Lesley Hill, director of estates, planning performance and facilities, at the Trust, said: “Although the RCRTRP plan refers to an estimate of 87 beds on the planned site, should this proposal be taken up, this refers to inpatient beds only and does not include a large amount of day case procedures, such as some wrist, hand and knee surgeries and gall bladder operations.
“Also on the planned site would be outpatient services, including routine appointments and diagnostic services such as blood tests, x-rays and ultrasound, meaning the site would continue to see a high volume of patients.
“Should these proposals be taken up, whichever site is the planned site, further work will be required to determine what will be delivered from that site in more detail. There are no plans in place at this point.”
Lesley Hill added: “There’s absolutely no truth in the assertions by Unison and they’ve had no conversation with the Trust about this. We received a letter from Unison two days after they issued their press release and we will reply to that letter.”
Halifax MP Linda Riordan said: “These are devastating proposals that urgently need stopping. It is now clear that proposed A&E closure is part of a wider agenda of cuts, job losses and privatisation plans. Health bosses and the Government are not being straight with the Halifax and Calderdale public.
“This will just cause more anguish and heartache.

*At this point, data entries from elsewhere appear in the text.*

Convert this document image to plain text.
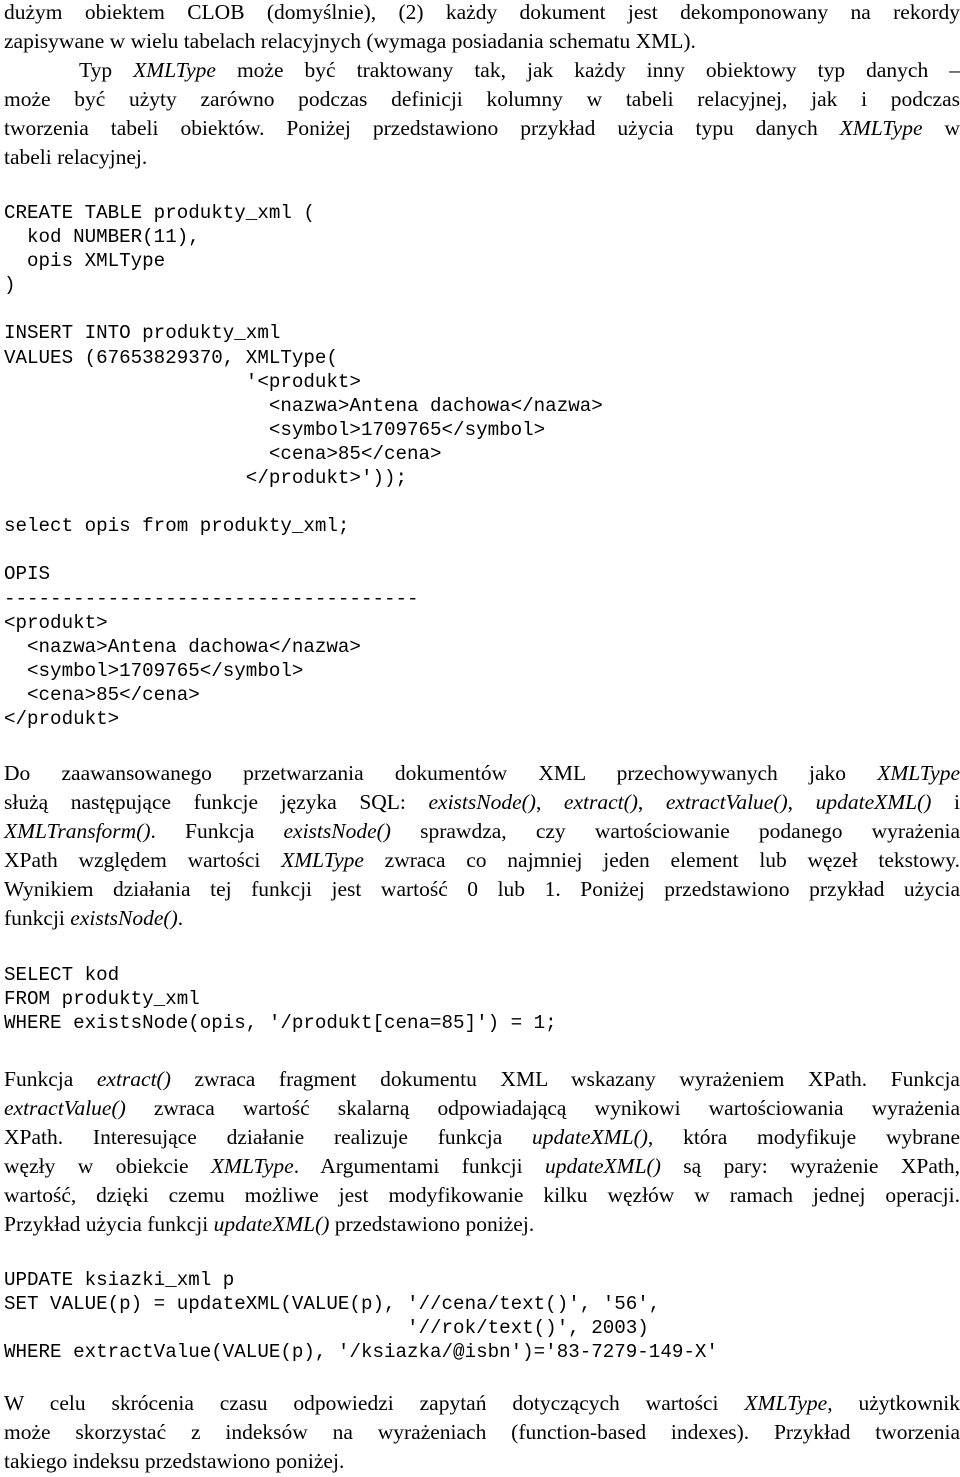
dużym obiektem CLOB (domyślnie), (2) każdy dokument jest dekomponowany na rekordy
zapisywane w wielu tabelach relacyjnych (wymaga posiadania schematu XML).
Typ XMLType może być traktowany tak, jak każdy inny obiektowy typ danych –
może być użyty zarówno podczas definicji kolumny w tabeli relacyjnej, jak i podczas
tworzenia tabeli obiektów. Poniżej przedstawiono przykład użycia typu danych XMLType w
tabeli relacyjnej.
CREATE TABLE produkty_xml (
kod NUMBER(11),
opis XMLType
)
INSERT INTO produkty_xml
VALUES (67653829370, XMLType(
'<produkt>
<nazwa>Antena dachowa</nazwa>
<symbol>1709765</symbol>
<cena>85</cena>
</produkt>'));
select opis from produkty_xml;
OPIS
------------------------------------
<produkt>
<nazwa>Antena dachowa</nazwa>
<symbol>1709765</symbol>
<cena>85</cena>
</produkt>
Do zaawansowanego przetwarzania dokumentów XML przechowywanych jako XMLType
służą następujące funkcje języka SQL: existsNode(), extract(), extractValue(), updateXML() i
XMLTransform(). Funkcja existsNode() sprawdza, czy wartościowanie podanego wyrażenia
XPath względem wartości XMLType zwraca co najmniej jeden element lub węzeł tekstowy.
Wynikiem działania tej funkcji jest wartość 0 lub 1. Poniżej przedstawiono przykład użycia
funkcji existsNode().
SELECT kod
FROM produkty_xml
WHERE existsNode(opis, '/produkt[cena=85]') = 1;
Funkcja extract() zwraca fragment dokumentu XML wskazany wyrażeniem XPath. Funkcja
extractValue() zwraca wartość skalarną odpowiadającą wynikowi wartościowania wyrażenia
XPath. Interesujące działanie realizuje funkcja updateXML(), która modyfikuje wybrane
węzły w obiekcie XMLType. Argumentami funkcji updateXML() są pary: wyrażenie XPath,
wartość, dzięki czemu możliwe jest modyfikowanie kilku węzłów w ramach jednej operacji.
Przykład użycia funkcji updateXML() przedstawiono poniżej.
UPDATE ksiazki_xml p
SET VALUE(p) = updateXML(VALUE(p), '//cena/text()', '56',
'//rok/text()', 2003)
WHERE extractValue(VALUE(p), '/ksiazka/@isbn')='83-7279-149-X'
W celu skrócenia czasu odpowiedzi zapytań dotyczących wartości XMLType, użytkownik
może skorzystać z indeksów na wyrażeniach (function-based indexes). Przykład tworzenia
takiego indeksu przedstawiono poniżej.
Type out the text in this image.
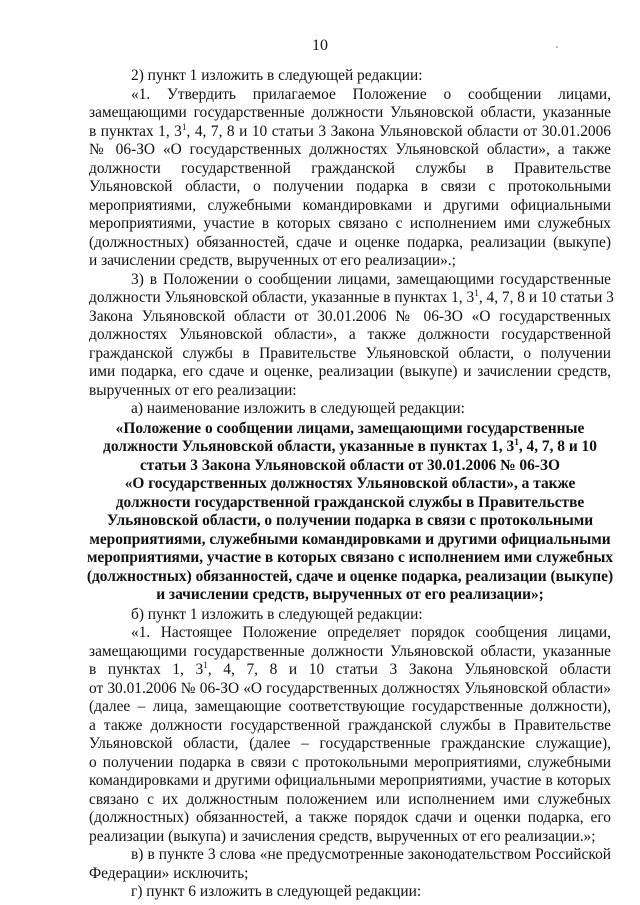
10
2) пункт 1 изложить в следующей редакции:
«1. Утвердить прилагаемое Положение о сообщении лицами,
замещающими государственные должности Ульяновской области, указанные
в пунктах 1, $3^1$, 4, 7, 8 и 10 статьи 3 Закона Ульяновской области от 30.01.2006
№ 06-ЗО «О государственных должностях Ульяновской области», а также
должности государственной гражданской службы в Правительстве
Ульяновской области, о получении подарка в связи с протокольными
мероприятиями, служебными командировками и другими официальными
мероприятиями, участие в которых связано с исполнением ими служебных
(должностных) обязанностей, сдаче и оценке подарка, реализации (выкупе)
и зачислении средств, вырученных от его реализации».;
3) в Положении о сообщении лицами, замещающими государственные
должности Ульяновской области, указанные в пунктах 1, $3^1$, 4, 7, 8 и 10 статьи 3
Закона Ульяновской области от 30.01.2006 № 06-ЗО «О государственных
должностях Ульяновской области», а также должности государственной
гражданской службы в Правительстве Ульяновской области, о получении
ими подарка, его сдаче и оценке, реализации (выкупе) и зачислении средств,
вырученных от его реализации:
а) наименование изложить в следующей редакции:
«Положение о сообщении лицами, замещающими государственные
должности Ульяновской области, указанные в пунктах 1, $3^1$, 4, 7, 8 и 10
статьи 3 Закона Ульяновской области от 30.01.2006 № 06-ЗО
«О государственных должностях Ульяновской области», а также
должности государственной гражданской службы в Правительстве
Ульяновской области, о получении подарка в связи с протокольными
мероприятиями, служебными командировками и другими официальными
мероприятиями, участие в которых связано с исполнением ими служебных
(должностных) обязанностей, сдаче и оценке подарка, реализации (выкупе)
и зачислении средств, вырученных от его реализации»;
б) пункт 1 изложить в следующей редакции:
«1. Настоящее Положение определяет порядок сообщения лицами,
замещающими государственные должности Ульяновской области, указанные
в пунктах 1, $3^1$, 4, 7, 8 и 10 статьи 3 Закона Ульяновской области
от 30.01.2006 № 06-ЗО «О государственных должностях Ульяновской области»
(далее – лица, замещающие соответствующие государственные должности),
а также должности государственной гражданской службы в Правительстве
Ульяновской области, (далее – государственные гражданские служащие),
о получении подарка в связи с протокольными мероприятиями, служебными
командировками и другими официальными мероприятиями, участие в которых
связано с их должностным положением или исполнением ими служебных
(должностных) обязанностей, а также порядок сдачи и оценки подарка, его
реализации (выкупа) и зачисления средств, вырученных от его реализации.»;
в) в пункте 3 слова «не предусмотренные законодательством Российской
Федерации» исключить;
г) пункт 6 изложить в следующей редакции:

Unison has done a great job exposing this hidden agenda.
“I will be joining them in campaigning to stop these barmy proposals at every stage.”
The review document says roughly £150m would be needed to transform the hospital chosen to be the “unplanned” emergency centre to a total of 649 beds.
Huddersfield Royal Infirmary, the preferred site, currently has 420 beds.
The hospitals’ plans will be considered by the GP-led Greater Huddersfield and Calderdale Clinical Commissioning Groups (CCGs) in the next few months.
The CCGs are expected to announce a formal public consultation later in the year. Any decision from that can be referred to the Independent Reconfiguration Panel (IRP) by Kirklees and Calderdale’s joint health and wellbeing scrutiny committee. The IRP then advises the Health Secretary who has the power to give the go-ahead or instruct a further inquiry.